The first thing you must do, before you do anything else, is to decide you will take responsibility for your debt. That may not be an easy thing to acknowledge, but as long as you feel your debt is out of your control, you’ll never get rid of it. Decide right now that you, and only you, can take responsibility for your debt. Realize that whatever the cause of your situation, finding a solution is up to you . . . no matter how difficult or impossible that may seem.
You’re going to have to find the money to pay off your debt. Don’t count on an inheritance, lottery ticket, or debt consolidation loan to erase your bills. Instead, take a good, hard look at what’s going in and out to find out where you can make changes.
If you have addiction or mental health problems, you must address them first before you can realistically expect to be able to control your debt. Don’t be quick to brush off the idea that you may need help that does not seem directly financial. In 2005, Myvesta.org conducted a survey that found that 49.3 percent of people with debt problems can be classified as depressed; and of those, 39.7 percent report symptoms of severe depression. In comparison, studies have shown that about 9.5 percent of the general population is clinically depressed. If you suspect that you suffer from anxiety, compulsive spending, or depression, get help for it first. Myvesta.org can provide help or referrals, or you can also talk with your physician.
If you do not have those other issues to deal with, or if you are getting help with them, you have some practical work to do. Most importantly you need to understand that you can control two things: how much you spend, and perhaps to a greater extent than you realize, how much you earn.

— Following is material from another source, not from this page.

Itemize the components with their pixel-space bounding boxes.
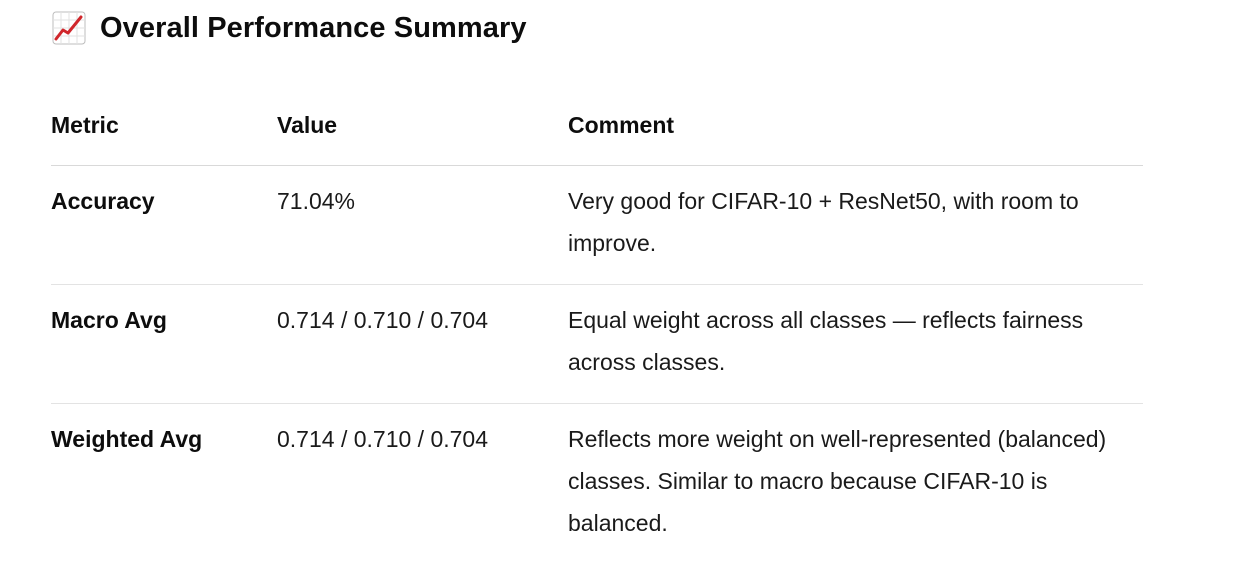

If your bills total $1,000 a month, but your income is only $950 a month, you’ve got a serious problem and you need to do something about it sooner or later.
If you don’t feel as though you can face it alone, ask a trusted friend to sit down for a few hours and help you figure out your finances. A relative may also be able to help—but only if he or she can be supportive without telling you what you should do!

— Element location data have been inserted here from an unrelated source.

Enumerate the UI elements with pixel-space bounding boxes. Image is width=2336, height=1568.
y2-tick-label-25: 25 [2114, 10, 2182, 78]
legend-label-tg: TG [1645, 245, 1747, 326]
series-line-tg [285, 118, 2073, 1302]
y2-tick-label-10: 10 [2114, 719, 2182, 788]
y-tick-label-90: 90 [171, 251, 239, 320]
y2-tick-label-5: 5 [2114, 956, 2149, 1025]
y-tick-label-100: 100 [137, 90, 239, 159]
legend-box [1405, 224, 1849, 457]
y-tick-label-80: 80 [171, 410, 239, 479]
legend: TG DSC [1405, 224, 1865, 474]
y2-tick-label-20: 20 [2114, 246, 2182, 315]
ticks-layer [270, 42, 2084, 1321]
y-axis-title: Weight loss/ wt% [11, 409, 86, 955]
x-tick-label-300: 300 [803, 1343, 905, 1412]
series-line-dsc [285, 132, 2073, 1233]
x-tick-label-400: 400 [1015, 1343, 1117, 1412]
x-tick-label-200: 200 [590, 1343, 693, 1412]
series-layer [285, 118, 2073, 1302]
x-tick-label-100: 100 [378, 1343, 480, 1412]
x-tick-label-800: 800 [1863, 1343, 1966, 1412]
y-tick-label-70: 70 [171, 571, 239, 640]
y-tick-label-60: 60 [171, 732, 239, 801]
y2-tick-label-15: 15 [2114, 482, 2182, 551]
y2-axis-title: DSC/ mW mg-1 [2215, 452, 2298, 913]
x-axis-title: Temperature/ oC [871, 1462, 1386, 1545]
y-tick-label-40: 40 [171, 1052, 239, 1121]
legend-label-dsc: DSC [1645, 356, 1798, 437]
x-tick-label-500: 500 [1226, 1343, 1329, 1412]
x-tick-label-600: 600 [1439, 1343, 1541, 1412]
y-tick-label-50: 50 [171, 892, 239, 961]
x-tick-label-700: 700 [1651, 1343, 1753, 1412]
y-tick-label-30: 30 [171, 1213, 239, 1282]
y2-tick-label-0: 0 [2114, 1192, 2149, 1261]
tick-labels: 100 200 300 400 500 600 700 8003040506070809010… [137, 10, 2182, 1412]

Order Your Credit Report If you haven’t seen your credit report lately, get a copy immediately. One of the key steps to weathering a financial crisis is knowing how it will affect your credit report and your ability to get credit in the future.
Figure Out if You Can Pay Next, write down all your bills, their minimum monthly payments, due dates, and your income for the next few months.
f you can make all your minimum payments, then you’re in the clear—at least for the time being. You will have to watch your spending very carefully, but you should be able to get through this crisis without too much long-term damage to your credit rating or nerves.
Don’t forget to review your resources. Can you borrow against your house or your retirement plan at work? Do you have a relative who can help you out until this crisis is over? Are there things you can cut back on or give up for the time being?
Get Professional Help If you can’t meet at least your minimum payments, you may need help from an organization such as a nonprofit credit counseling agency like Myvesta.org, which specializes in helping people in financial crisis, or an organization like the Financial Recovery Institute.
If your “outgo” is much larger than your income, and things look really bleak, consider bankruptcy. Bankruptcy is a serious step and not one we recommend lightly, but it can be a legitimate option for those who really need a fresh start.